Der Philosoph und Staatsmann Boethius wurde um 480 in Rom geboren, also unmittelbar nach dem Untergang des Römischen Reichs, der auf das Jahr 476 (Absetzung des letzten weströmischen Kaisers Romulus Augustulus) datiert wird. Er stammte aus einer der bedeutendsten Familien Roms. Die Familie wurde in der Spätantike christlich. Boethius studierte wahrscheinlich in Athen und Alexandria. Von dem Ostgotenkönig Theoderich wurde er zu hohen Staatsämtern (u. a. zum Konsul 510) berufen. Er wurde zu einem wichtigen geistigen und politischen Vermittler zwischen der weströmischen und oströmischen Kirche. Aufgrund seiner Zusammenarbeit mit Ostrom wurde er des Verrats beschuldigt und nach einer Haft in Pavia um 524 hingerichtet.

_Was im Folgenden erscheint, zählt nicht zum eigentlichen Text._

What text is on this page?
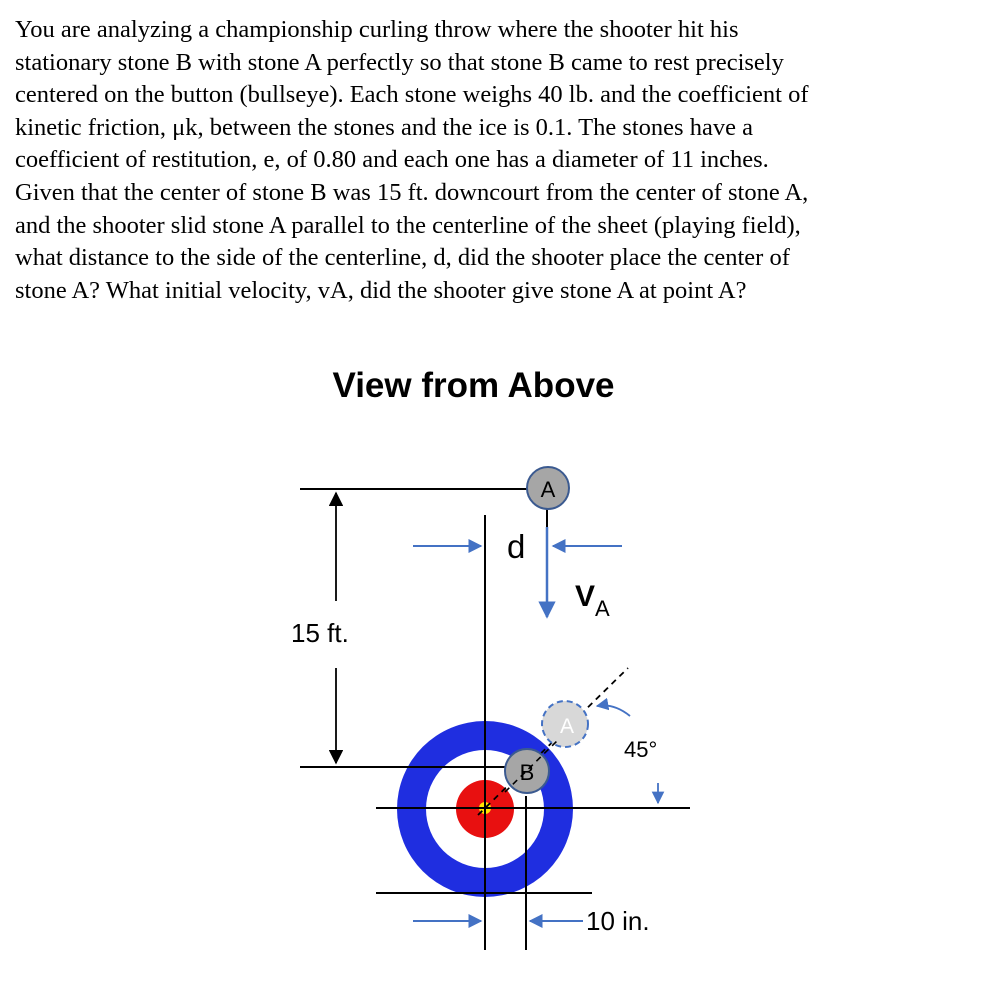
You are analyzing a championship curling throw where the shooter hit his
stationary stone B with stone A perfectly so that stone B came to rest precisely
centered on the button (bullseye). Each stone weighs 40 lb. and the coefficient of
kinetic friction, μk, between the stones and the ice is 0.1. The stones have a
coefficient of restitution, e, of 0.80 and each one has a diameter of 11 inches.
Given that the center of stone B was 15 ft. downcourt from the center of stone A,
and the shooter slid stone A parallel to the centerline of the sheet (playing field),
what distance to the side of the centerline, d, did the shooter place the center of
stone A? What initial velocity, vA, did the shooter give stone A at point A?
View from Above
15 ft.
d
$V_A$
10 in.
A
A
B
45°
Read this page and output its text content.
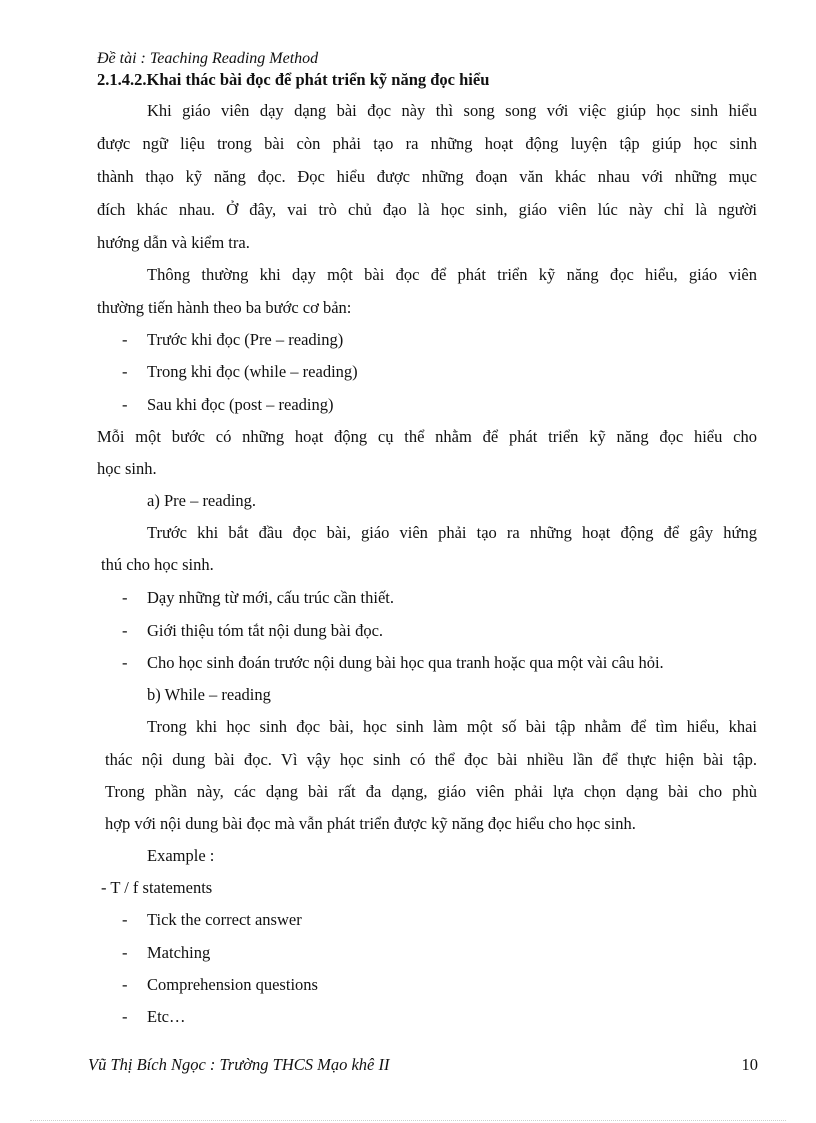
Đề tài : Teaching Reading Method
2.1.4.2.Khai thác bài đọc để phát triển kỹ năng đọc hiểu
Khi giáo viên dạy dạng bài đọc này thì song song với việc giúp học sinh hiểu
được ngữ liệu trong bài còn phải tạo ra những hoạt động luyện tập giúp học sinh
thành thạo kỹ năng đọc. Đọc hiểu được những đoạn văn khác nhau với những mục
đích khác nhau. Ở đây, vai trò chủ đạo là học sinh, giáo viên lúc này chỉ là người
hướng dẫn và kiểm tra.
Thông thường khi dạy một bài đọc để phát triển kỹ năng đọc hiểu, giáo viên
thường tiến hành theo ba bước cơ bản:
- Trước khi đọc (Pre – reading)
- Trong khi đọc (while – reading)
- Sau khi đọc (post – reading)
Mỗi một bước có những hoạt động cụ thể nhằm để phát triển kỹ năng đọc hiểu cho
học sinh.
a) Pre – reading.
Trước khi bắt đầu đọc bài, giáo viên phải tạo ra những hoạt động để gây hứng
thú cho học sinh.
- Dạy những từ mới, cấu trúc cần thiết.
- Giới thiệu tóm tắt nội dung bài đọc.
- Cho học sinh đoán trước nội dung bài học qua tranh hoặc qua một vài câu hỏi.
b) While – reading
Trong khi học sinh đọc bài, học sinh làm một số bài tập nhằm để tìm hiểu, khai
thác nội dung bài đọc. Vì vậy học sinh có thể đọc bài nhiều lần để thực hiện bài tập.
Trong phần này, các dạng bài rất đa dạng, giáo viên phải lựa chọn dạng bài cho phù
hợp với nội dung bài đọc mà vẫn phát triển được kỹ năng đọc hiểu cho học sinh.
Example :
- T / f statements
- Tick the correct answer
- Matching
- Comprehension questions
- Etc…
Vũ Thị Bích Ngọc : Trường THCS Mạo khê II	10
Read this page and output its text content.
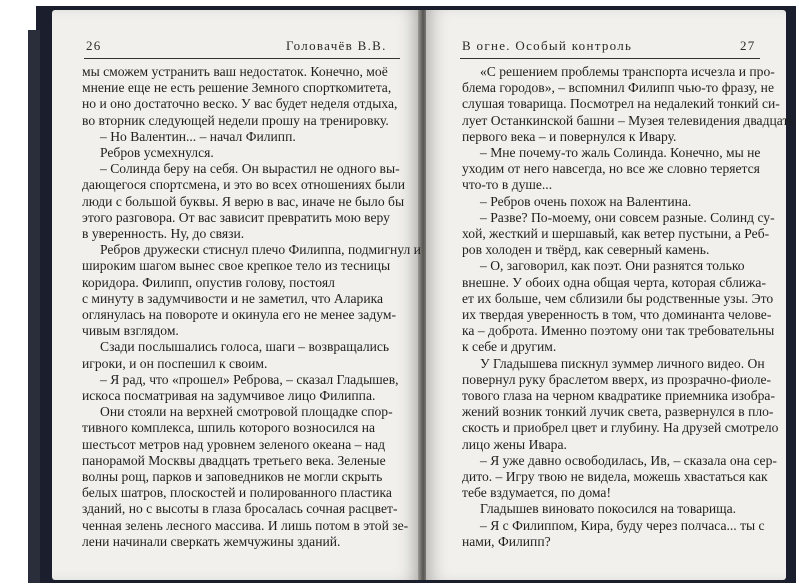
26	Головачёв В.В.	В огне. Особый контроль	27

мы сможем устранить ваш недостаток. Конечно, моё

мнение еще не есть решение Земного спорткомитета,

но и оно достаточно веско. У вас будет неделя отдыха,

во вторник следующей недели прошу на тренировку.

– Но Валентин... – начал Филипп.

Ребров усмехнулся.

– Солинда беру на себя. Он вырастил не одного вы-

дающегося спортсмена, и это во всех отношениях были

люди с большой буквы. Я верю в вас, иначе не было бы

этого разговора. От вас зависит превратить мою веру

в уверенность. Ну, до связи.

Ребров дружески стиснул плечо Филиппа, подмигнул и

широким шагом вынес свое крепкое тело из тесницы

коридора. Филипп, опустив голову, постоял

с минуту в задумчивости и не заметил, что Аларика

оглянулась на повороте и окинула его не менее задум-

чивым взглядом.

Сзади послышались голоса, шаги – возвращались

игроки, и он поспешил к своим.

– Я рад, что «прошел» Реброва, – сказал Гладышев,

искоса посматривая на задумчивое лицо Филиппа.

Они стояли на верхней смотровой площадке спор-

тивного комплекса, шпиль которого возносился на

шестьсот метров над уровнем зеленого океана – над

панорамой Москвы двадцать третьего века. Зеленые

волны рощ, парков и заповедников не могли скрыть

белых шатров, плоскостей и полированного пластика

зданий, но с высоты в глаза бросалась сочная расцвет-

ченная зелень лесного массива. И лишь потом в этой зе-

лени начинали сверкать жемчужины зданий.

«С решением проблемы транспорта исчезла и про-

блема городов», – вспомнил Филипп чью-то фразу, не

слушая товарища. Посмотрел на недалекий тонкий си-

лует Останкинской башни – Музея телевидения двадцать

первого века – и повернулся к Ивару.

– Мне почему-то жаль Солинда. Конечно, мы не

уходим от него навсегда, но все же словно теряется

что-то в душе...

– Ребров очень похож на Валентина.

– Разве? По-моему, они совсем разные. Солинд су-

хой, жесткий и шершавый, как ветер пустыни, а Реб-

ров холоден и твёрд, как северный камень.

– О, заговорил, как поэт. Они разнятся только

внешне. У обоих одна общая черта, которая сближа-

ет их больше, чем сблизили бы родственные узы. Это

их твердая уверенность в том, что доминанта челове-

ка – доброта. Именно поэтому они так требовательны

к себе и другим.

У Гладышева пискнул зуммер личного видео. Он

повернул руку браслетом вверх, из прозрачно-фиоле-

тового глаза на черном квадратике приемника изобра-

жений возник тонкий лучик света, развернулся в пло-

скость и приобрел цвет и глубину. На друзей смотрело

лицо жены Ивара.

– Я уже давно освободилась, Ив, – сказала она сер-

дито. – Игру твою не видела, можешь хвастаться как

тебе вздумается, по дома!

Гладышев виновато покосился на товарища.

– Я с Филиппом, Кира, буду через полчаса... ты с

нами, Филипп?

Boethius gilt als der letzte große Vertreter der klassisch-griechischen Philosophie. Zugleich war er ein bedeutender christlicher Theologe und Wegbereiter der scholastischen Philosophie. Sein Werk bildet die Grundlage der christlich-mittelalterlichen Kultur.
Boethius sah deutlich den Verfall der antiken Kultur angesichts der politischen Verhältnisse und der historischen Umbruchssituation (Völkerwanderung). Sein Ziel war es, die griechische Philosophie und Wissenschaft der lateinischen Welt, auch den neu eingewanderten Völkern, zugänglich zu machen. In erster Linie wollte er das klassische Bildungsideal der Antike erneuern. Er übersetzte und kommentierte wichtige Schriften des Aristoteles. Er war aber auch ein großer Verehrer Platons.

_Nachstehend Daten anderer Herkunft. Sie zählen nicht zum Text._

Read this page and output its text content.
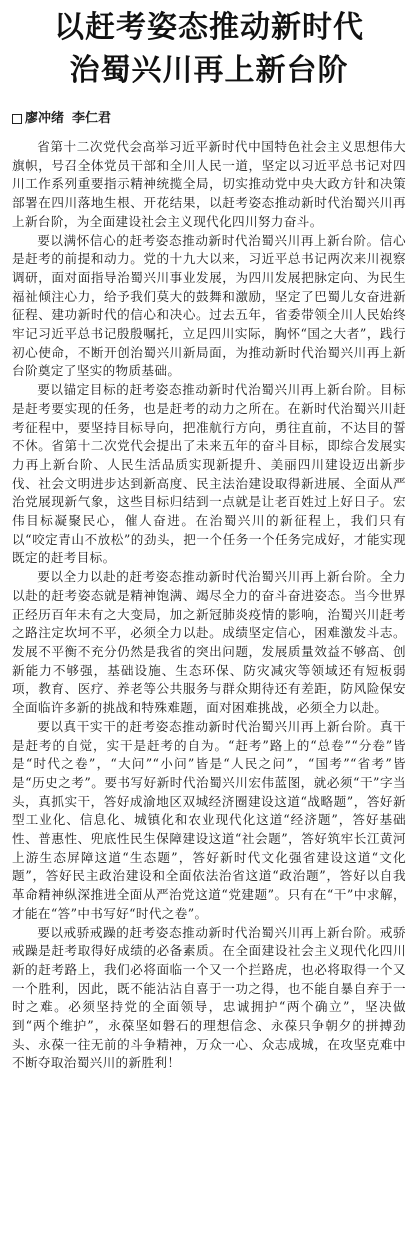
以赶考姿态推动新时代
治蜀兴川再上新台阶
廖冲绪 李仁君

省第十二次党代会高举习近平新时代中国特色社会主义思想伟大旗帜，号召全体党员干部和全川人民一道，坚定以习近平总书记对四川工作系列重要指示精神统揽全局，切实推动党中央大政方针和决策部署在四川落地生根、开花结果，以赶考姿态推动新时代治蜀兴川再上新台阶，为全面建设社会主义现代化四川努力奋斗。

要以满怀信心的赶考姿态推动新时代治蜀兴川再上新台阶。信心是赶考的前提和动力。党的十九大以来，习近平总书记两次来川视察调研，面对面指导治蜀兴川事业发展，为四川发展把脉定向、为民生福祉倾注心力，给予我们莫大的鼓舞和激励，坚定了巴蜀儿女奋进新征程、建功新时代的信心和决心。过去五年，省委带领全川人民始终牢记习近平总书记殷殷嘱托，立足四川实际，胸怀“国之大者”，践行初心使命，不断开创治蜀兴川新局面，为推动新时代治蜀兴川再上新台阶奠定了坚实的物质基础。

要以锚定目标的赶考姿态推动新时代治蜀兴川再上新台阶。目标是赶考要实现的任务，也是赶考的动力之所在。在新时代治蜀兴川赶考征程中，要坚持目标导向，把准航行方向，勇往直前，不达目的誓不休。省第十二次党代会提出了未来五年的奋斗目标，即综合发展实力再上新台阶、人民生活品质实现新提升、美丽四川建设迈出新步伐、社会文明进步达到新高度、民主法治建设取得新进展、全面从严治党展现新气象，这些目标归结到一点就是让老百姓过上好日子。宏伟目标凝聚民心，催人奋进。在治蜀兴川的新征程上，我们只有以“咬定青山不放松”的劲头，把一个任务一个任务完成好，才能实现既定的赶考目标。

要以全力以赴的赶考姿态推动新时代治蜀兴川再上新台阶。全力以赴的赶考姿态就是精神饱满、竭尽全力的奋斗奋进姿态。当今世界正经历百年未有之大变局，加之新冠肺炎疫情的影响，治蜀兴川赶考之路注定坎坷不平，必须全力以赴。成绩坚定信心，困难激发斗志。发展不平衡不充分仍然是我省的突出问题，发展质量效益不够高、创新能力不够强，基础设施、生态环保、防灾减灾等领域还有短板弱项，教育、医疗、养老等公共服务与群众期待还有差距，防风险保安全面临许多新的挑战和特殊难题，面对困难挑战，必须全力以赴。

要以真干实干的赶考姿态推动新时代治蜀兴川再上新台阶。真干是赶考的自觉，实干是赶考的自为。“赶考”路上的“总卷”“分卷”皆是“时代之卷”，“大问”“小问”皆是“人民之问”，“国考”“省考”皆是“历史之考”。要书写好新时代治蜀兴川宏伟蓝图，就必须“干”字当头，真抓实干，答好成渝地区双城经济圈建设这道“战略题”，答好新型工业化、信息化、城镇化和农业现代化这道“经济题”，答好基础性、普惠性、兜底性民生保障建设这道“社会题”，答好筑牢长江黄河上游生态屏障这道“生态题”，答好新时代文化强省建设这道“文化题”，答好民主政治建设和全面依法治省这道“政治题”，答好以自我革命精神纵深推进全面从严治党这道“党建题”。只有在“干”中求解，才能在“答”中书写好“时代之卷”。

要以戒骄戒躁的赶考姿态推动新时代治蜀兴川再上新台阶。戒骄戒躁是赶考取得好成绩的必备素质。在全面建设社会主义现代化四川新的赶考路上，我们必将面临一个又一个拦路虎，也必将取得一个又一个胜利，因此，既不能沾沾自喜于一功之得，也不能自暴自弃于一时之难。必须坚持党的全面领导，忠诚拥护“两个确立”，坚决做到“两个维护”，永葆坚如磐石的理想信念、永葆只争朝夕的拼搏劲头、永葆一往无前的斗争精神，万众一心、众志成城，在攻坚克难中不断夺取治蜀兴川的新胜利！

Boethius strebte eine Einheit der aristotelischen und platonischen Philosophie an, darüber hinaus eine Synthese von griechischer Philosophie und christlicher Theologie. Ferner veröffentlichte er Lehrschriften zu Arithmetik, Musik, Geometrie, Astronomie (diese vier Fächer werden von ihm als „quadrivium“ bezeichnet).
Berühmt wurde Boethius durch seine Schrift „Trost der Philosophie“, die er im Gefängnis von Pavia auf seine Hinrichtung wartend schrieb. Sie wurde zu den berühmtesten und meistgelesenen Schriften der Spätantike, des Mittelalters und der Renaissance. Die Philosophie, die als Frau erscheint, spendet Boethius Trost, indem sie ihm den wahren Weg der Erkenntnis zeigt. Die Ursache für sein Leiden liegt darin, dass er sich selbst und den Sinn des Ganzen noch nicht erkannt hat. Es besteht jedoch eine Hoffnung auf die Aufhebung seines Leidens, da er erkannt hat, dass Gott der Weltschöpfer und das höchste Gut ist.
Die Philosophie zeigt zunächst Boethius, wovon er sich fernhalten soll, was die wahre Glückseligkeit verhindert. Äußere Güter wie Reichtum, Ruhm, Macht und Würden sind unbeständig und zufällig. Sie verschaffen keine echte Befriedigung und führen somit nicht zur wahren Glückseligkeit. Boethius soll daher auf die Pflege der inneren Güter, der inneren Tugenden und der inneren Haltung achten. Nur sie kann den Weg zur Glückseligkeit ebnen. Das wahre Wesen der Glückseligkeit liegt jedoch in Gott, dem letzten Zweck aller Dinge. Beides, die Erkenntnis des eigenen Selbst und die der göttlichen Allmacht, führen zur Glückseligkeit.
Da Gott die Welt erschaffen hat und sie mit voller Güte lenkt, stellt sich die Frage, wie angesichts der göttlichen Allmacht und Güte das Böse in der Welt eine so große Rolle spielt. Das Böse hat nur auf den ersten Blick einen großen Einfluss auf die Welt und die Menschen. Die Bösen können niemals glücklich werden, weil sie nicht die inneren Tugenden vervollkommnen und an Gottes Güte nicht teilhaben. Zwar können auch die Guten von schweren Schicksalsschlägen getroffen werden. Dies hat dann jedoch einen tieferen Sinn: Die Auseinandersetzung mit dem eigenen schweren Los führt zur Veredelung der Seele; aus schweren Lebenssituationen geht der Einzelne gestärkt hervor.
Abschließend wird in der Trostschrift die Frage erörtert, wie die göttliche Vorsehung mit der menschlichen Willensfreiheit vereinbart werden kann. Nur Gott besitzt die uneingeschränkte Willensfreiheit. Nur er kann über die Geschicke der Welt und des Menschen vollkommen frei entscheiden. Je näher der einzelne Mensch zu Gott steht, um so größer ist auch seine Willensfreiheit. Je weiter er sich von Gott entfernt, d. h. je stärker er an die Bedürfnisse des Körpers verhaftet bleibt, um so schwächer wird sie. Gott kennt alle Handlungsmöglichkeiten des Menschen, schränkt jedoch seine Freiheit nicht ein.
Boethius beendet seine Schrift mit dem Appell an den Leser, die Tugenden zu pflegen, den Lastern zu widerstehen und zu Gott zu beten. Interessant an der Schrift ist der Umstand, dass sich Boethius als Christ in seiner Not auch oder gar in erster Linie an der klassisch-griechischen Philosophie orientiert.